Follow the trail of crumbs...
...into the kitchens of Spain.
Leave it to the frugal Spaniards to elevate a simple dish of stale bread crumbs into the gastronomic stratosphere. Migas, the Spanish word for crumbs, is so beloved throughout much of Spain that the residents of Torrox, a town along the Costa del Sol in Andalucía, annually host a Fiesta de Migas that draws tens of thousands of people.
At its most basic, migas consists of leftover bread torn into small bits, slightly moistened with water, and then fried in olive oil with garlic and pimentón, the Spanish paprika. Every region seems to have its own variation on the theme, most of which call for the cook to add healthy doses of cured pork products, such as chorizo (dry-cured paprika-laced sausage), morcilla (blood sausage), jamón serrano, and bacon (hungry yet, Biggles?).
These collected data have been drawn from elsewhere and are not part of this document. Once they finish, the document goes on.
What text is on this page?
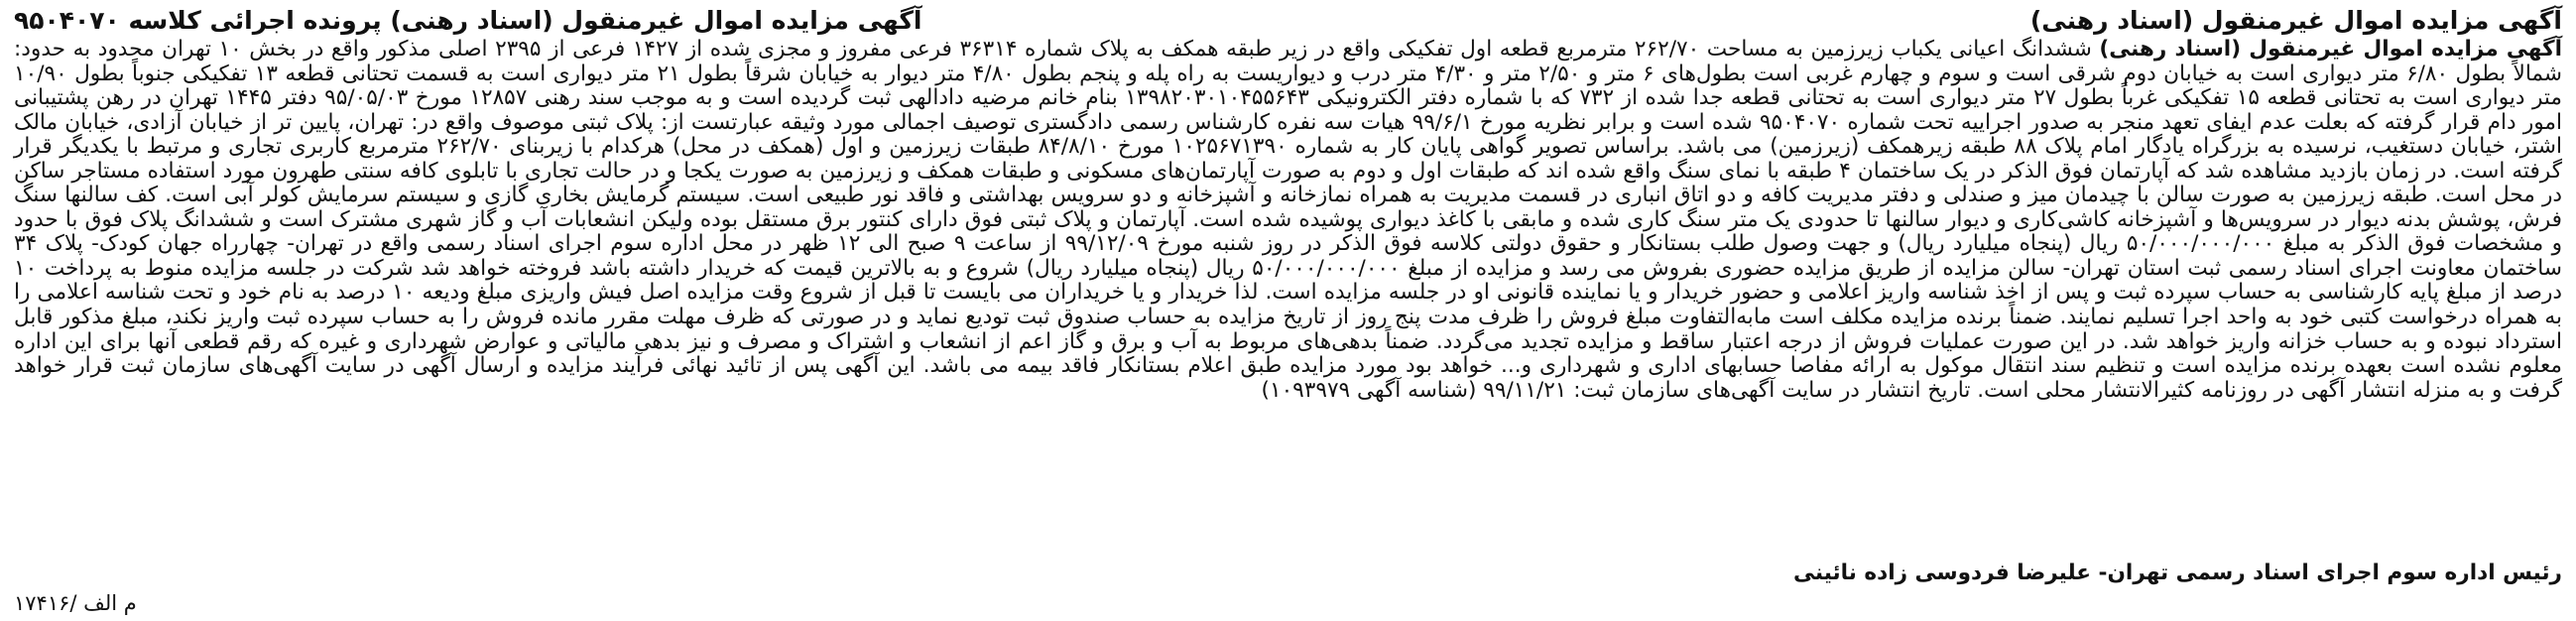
آگهی مزایده اموال غیرمنقول (اسناد رهنی)
آگهی مزایده اموال غیرمنقول (اسناد رهنی) پرونده اجرائی کلاسه ۹۵۰۴۰۷۰

آگهی مزایده اموال غیرمنقول (اسناد رهنی) ششدانگ اعیانی یکباب زیرزمین به مساحت ۲۶۲/۷۰ مترمربع قطعه اول تفکیکی واقع در زیر طبقه همکف به پلاک شماره ۳۶۳۱۴ فرعی مفروز و مجزی شده از ۱۴۲۷ فرعی از ۲۳۹۵ اصلی مذکور واقع در بخش ۱۰ تهران محدود به حدود: شمالاً بطول ۶/۸۰ متر دیواری است به خیابان دوم شرقی است و سوم و چهارم غربی است بطول‌های ۶ متر و ۲/۵۰ متر و ۴/۳۰ متر درب و دیواریست به راه پله و پنجم بطول ۴/۸۰ متر دیوار به خیابان شرقاً بطول ۲۱ متر دیواری است به قسمت تحتانی قطعه ۱۳ تفکیکی جنوباً بطول ۱۰/۹۰ متر دیواری است به تحتانی قطعه ۱۵ تفکیکی غرباً بطول ۲۷ متر دیواری است به تحتانی قطعه جدا شده از ۷۳۲ که با شماره دفتر الکترونیکی ۱۳۹۸۲۰۳۰۱۰۴۵۵۶۴۳ بنام خانم مرضیه دادالهی ثبت گردیده است و به موجب سند رهنی ۱۲۸۵۷ مورخ ۹۵/۰۵/۰۳ دفتر ۱۴۴۵ تهران در رهن پشتیبانی امور دام قرار گرفته که بعلت عدم ایفای تعهد منجر به صدور اجراییه تحت شماره ۹۵۰۴۰۷۰ شده است و برابر نظریه مورخ ۹۹/۶/۱ هیات سه نفره کارشناس رسمی دادگستری توصیف اجمالی مورد وثیقه عبارتست از: پلاک ثبتی موصوف واقع در: تهران، پایین تر از خیابان آزادی، خیابان مالک اشتر، خیابان دستغیب، نرسیده به بزرگراه یادگار امام پلاک ۸۸ طبقه زیرهمکف (زیرزمین) می باشد. براساس تصویر گواهی پایان کار به شماره ۱۰۲۵۶۷۱۳۹۰ مورخ ۸۴/۸/۱۰ طبقات زیرزمین و اول (همکف در محل) هرکدام با زیربنای ۲۶۲/۷۰ مترمربع کاربری تجاری و مرتبط با یکدیگر قرار گرفته است. در زمان بازدید مشاهده شد که آپارتمان فوق الذکر در یک ساختمان ۴ طبقه با نمای سنگ واقع شده اند که طبقات اول و دوم به صورت آپارتمان‌های مسکونی و طبقات همکف و زیرزمین به صورت یکجا و در حالت تجاری با تابلوی کافه سنتی طهرون مورد استفاده مستاجر ساکن در محل است. طبقه زیرزمین به صورت سالن با چیدمان میز و صندلی و دفتر مدیریت کافه و دو اتاق انباری در قسمت مدیریت به همراه نمازخانه و آشپزخانه و دو سرویس بهداشتی و فاقد نور طبیعی است. سیستم گرمایش بخاری گازی و سیستم سرمایش کولر آبی است. کف سالنها سنگ فرش، پوشش بدنه دیوار در سرویس‌ها و آشپزخانه کاشی‌کاری و دیوار سالنها تا حدودی یک متر سنگ کاری شده و مابقی با کاغذ دیواری پوشیده شده است. آپارتمان و پلاک ثبتی فوق دارای کنتور برق مستقل بوده ولیکن انشعابات آب و گاز شهری مشترک است و ششدانگ پلاک فوق با حدود و مشخصات فوق الذکر به مبلغ ۵۰/۰۰۰/۰۰۰/۰۰۰ ریال (پنجاه میلیارد ریال) و جهت وصول طلب بستانکار و حقوق دولتی کلاسه فوق الذکر در روز شنبه مورخ ۹۹/۱۲/۰۹ از ساعت ۹ صبح الی ۱۲ ظهر در محل اداره سوم اجرای اسناد رسمی واقع در تهران- چهارراه جهان کودک- پلاک ۳۴ ساختمان معاونت اجرای اسناد رسمی ثبت استان تهران- سالن مزایده از طریق مزایده حضوری بفروش می رسد و مزایده از مبلغ ۵۰/۰۰۰/۰۰۰/۰۰۰ ریال (پنجاه میلیارد ریال) شروع و به بالاترین قیمت که خریدار داشته باشد فروخته خواهد شد شرکت در جلسه مزایده منوط به پرداخت ۱۰ درصد از مبلغ پایه کارشناسی به حساب سپرده ثبت و پس از اخذ شناسه واریز اعلامی و حضور خریدار و یا نماینده قانونی او در جلسه مزایده است. لذا خریدار و یا خریداران می بایست تا قبل از شروع وقت مزایده اصل فیش واریزی مبلغ ودیعه ۱۰ درصد به نام خود و تحت شناسه اعلامی را به همراه درخواست کتبی خود به واحد اجرا تسلیم نمایند. ضمناً برنده مزایده مکلف است مابه‌التفاوت مبلغ فروش را ظرف مدت پنج روز از تاریخ مزایده به حساب صندوق ثبت تودیع نماید و در صورتی که ظرف مهلت مقرر مانده فروش را به حساب سپرده ثبت واریز نکند، مبلغ مذکور قابل استرداد نبوده و به حساب خزانه واریز خواهد شد. در این صورت عملیات فروش از درجه اعتبار ساقط و مزایده تجدید می‌گردد. ضمناً بدهی‌های مربوط به آب و برق و گاز اعم از انشعاب و اشتراک و مصرف و نیز بدهی مالیاتی و عوارض شهرداری و غیره که رقم قطعی آنها برای این اداره معلوم نشده است بعهده برنده مزایده است و تنظیم سند انتقال موکول به ارائه مفاصا حسابهای اداری و شهرداری و... خواهد بود مورد مزایده طبق اعلام بستانکار فاقد بیمه می باشد. این آگهی پس از تائید نهائی فرآیند مزایده و ارسال آگهی در سایت آگهی‌های سازمان ثبت قرار خواهد گرفت و به منزله انتشار آگهی در روزنامه کثیرالانتشار محلی است. تاریخ انتشار در سایت آگهی‌های سازمان ثبت: ۹۹/۱۱/۲۱ (شناسه آگهی ۱۰۹۳۹۷۹)

رئیس اداره سوم اجرای اسناد رسمی تهران- علیرضا فردوسی زاده نائینی
۱۷۴۱۶/ م الف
The dish also often includes peppers and onions in the mix and, surprisingly, may be garnished with a handful of green grapes. Typically, migas serve as the base for one (or two) of the glorious fried eggs I recently wrote about. They can also be topped off by many other humble delicacies, including, I feel obligated to add, sardines.
This weekend, I made a dish of migas con huevos for my entry in the 25th edition of "Is My Blog Burning?," Give Us This Day Yesterday's Bread, hosted by Derrick of An Obsession with Food.
At the risk of sounding like a broken record, like all rustic, straightforward dishes, the key to making the most delicious rendition of migas con huevos resides in the quality of
your ingredients. Use the best available loaf of country bread, farm
fresh eggs, and, most importantly, authentic Spanish chorizo (in the US, there is only one brand, Palacios, available at specialty grocers and on line here and here), jamón serrano, and pimentón.
After N and I scooped up every last bite of our migas, we decided that the point of the humble main ingredient - day old bread - was to soak up every bit of precious pork fat that rendered out of the chorizo, jamón serrano and bacon in the dish. It was like breakfast hash, substituting bread crumbs for potatoes!
No wonder that I was surprised, then, to read that the dish seems to have originated with the Moors, the Muslim occupiers of the Iberian peninsula from the eighth to the fifteenth century. From what I read, it seems that buried beneath the avalanche of pork bits, migas shares a common, if distant, ancestor with North African couscous, steamed semolina.
Regardless of its mysterious beginnings, today a hearty plateful of migas con huevos will load you up with enough calories to keep you going out in the vineyards all day. If you won't be working the fields, you can reduce the fat somewhat (such as by poaching the eggs, as I did), but you lose some of the authentic flavor that makes this belly-buster so quintessentially Castillian. Spoil yourself and eat it for brunch or lunch on a special occasion. Next birthday or anniversary, skip the foie gras, oysters, and caviar, and beg for a plate overflowing with migas con huevos!